What that price means
The $54.29 total shows sampling pizzas, burgers, wings, and sides can reach mid-range fast food spend per person.
Mr. 8 That scored price 4.1/5 and taste 3.5/5 (total 7.6/10), which frames cost versus satisfaction for first-time customers.
Nutrition game plan
Pizza and burger items trend higher in calories and sodium. Wings vary by sauce, and fried sides like fries, tots, and sweet potato items stack calories quickly.
Dietary & allergens approach: use the Chick-fil-A app to confirm in-app nutrition, ingredient, and allergen data before ordering. Test-kitchen offerings change often.
Smart ordering tips
- Split pizza or share one fried side to cut portions.
- Order sauces on the side and pick one experimental item plus one classic.
- Balance a heavy item with a classic grilled choice if available.
| Item | Price (in-app) | Calories (in-app) | Vegan/Keto/Gluten-Free Options | Allergens |
|---|---|---|---|---|
| Signature burger | $6–$9 | 650–850 | No/Not keto/No | Dairy, Wheat |
| Chick‑fil‑A pizza | $10–$15 | 900–1200 | No/No/No | Dairy, Wheat |
| Bone‑in wings (6 pc) | $8–$12 | 500–700 | No/Possible/No | Soy, Possible Dairy |
| Sweet potato tots | $3–$5 | 200–300 | Sometimes/No/No | Wheat (cross-contact possible) |
| Drink (regular) | $2–$3 | 0–250 | Yes/Yes/Yes (depends) | Depends on flavor |
Smart order checklist: confirm calories and allergens in the app, pick one experimental item plus one classic, and ask for sauces on the side to control calories and sodium.
Conclusion
Looking for a short takeaway? The little blue menu is best seen as Chick‑fil‑A’s test kitchen concept where you visit to try new items, not to replace classics.

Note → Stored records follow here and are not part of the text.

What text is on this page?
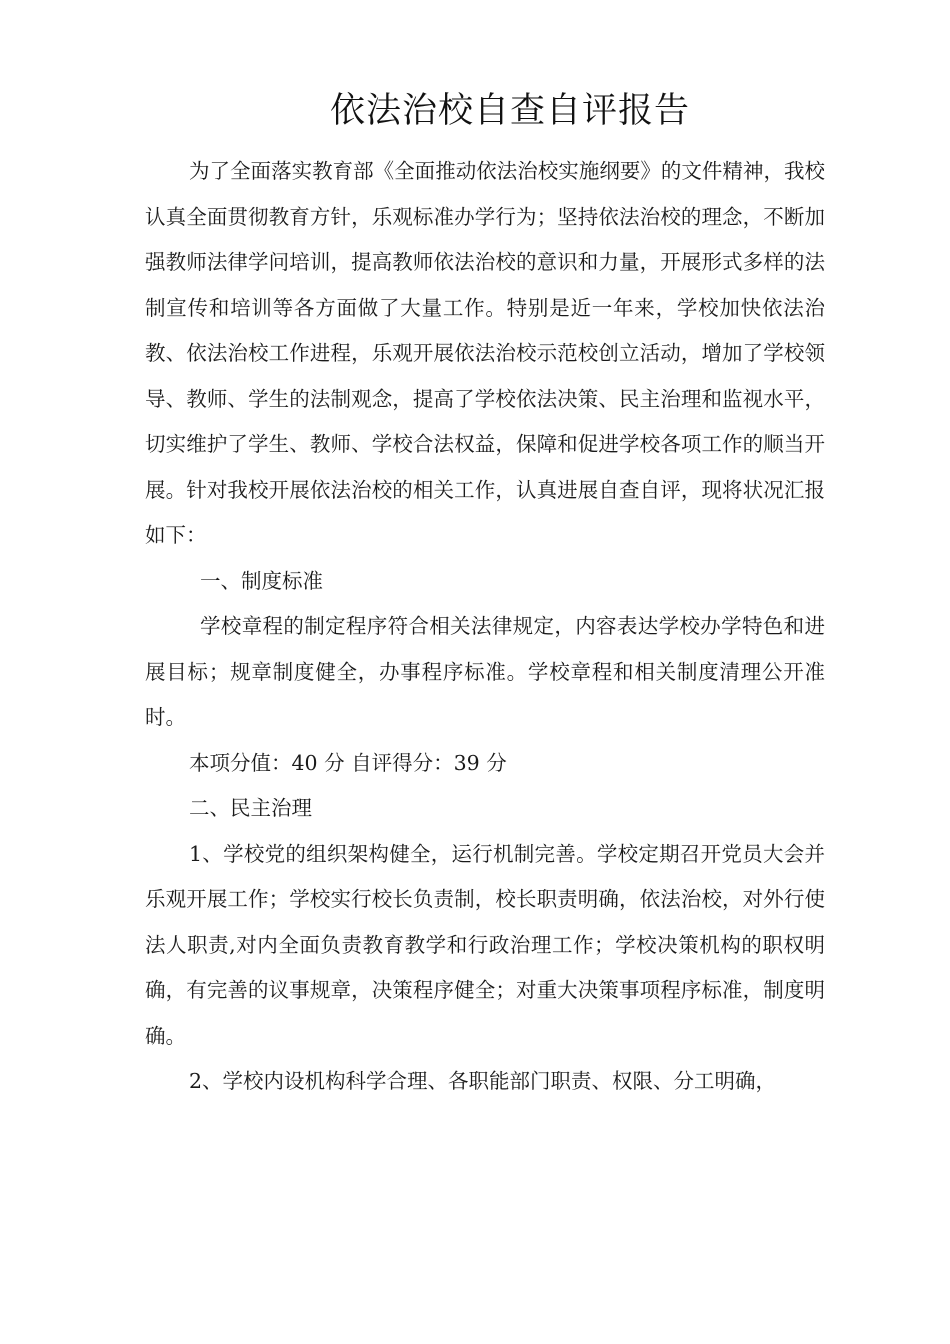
依法治校自查自评报告

为了全面落实教育部《全面推动依法治校实施纲要》的文件精神，我校认真全面贯彻教育方针，乐观标准办学行为；坚持依法治校的理念，不断加强教师法律学问培训，提高教师依法治校的意识和力量，开展形式多样的法制宣传和培训等各方面做了大量工作。特别是近一年来，学校加快依法治教、依法治校工作进程，乐观开展依法治校示范校创立活动，增加了学校领导、教师、学生的法制观念，提高了学校依法决策、民主治理和监视水平，切实维护了学生、教师、学校合法权益，保障和促进学校各项工作的顺当开展。针对我校开展依法治校的相关工作，认真进展自查自评，现将状况汇报如下：

一、制度标准

学校章程的制定程序符合相关法律规定，内容表达学校办学特色和进展目标；规章制度健全，办事程序标准。学校章程和相关制度清理公开准时。

本项分值：40 分 自评得分：39 分

二、民主治理

1、学校党的组织架构健全，运行机制完善。学校定期召开党员大会并乐观开展工作；学校实行校长负责制，校长职责明确，依法治校，对外行使法人职责,对内全面负责教育教学和行政治理工作；学校决策机构的职权明确，有完善的议事规章，决策程序健全；对重大决策事项程序标准，制度明确。

2、学校内设机构科学合理、各职能部门职责、权限、分工明确，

Plan for the single College Park location and use the app to confirm live availability, nutrition, and price before you go.
From visits, the bone‑in sweet kick wings and the cinnamon roll stand out for flavor. Pizza may feel dry for some, and burgers perform like solid fast food but not a specialty rival.
Order intentionally: pick one headline experimental item, one dependable classic, and one side. Ask for sauces on the side and consider splitting large portions to control calories and sodium.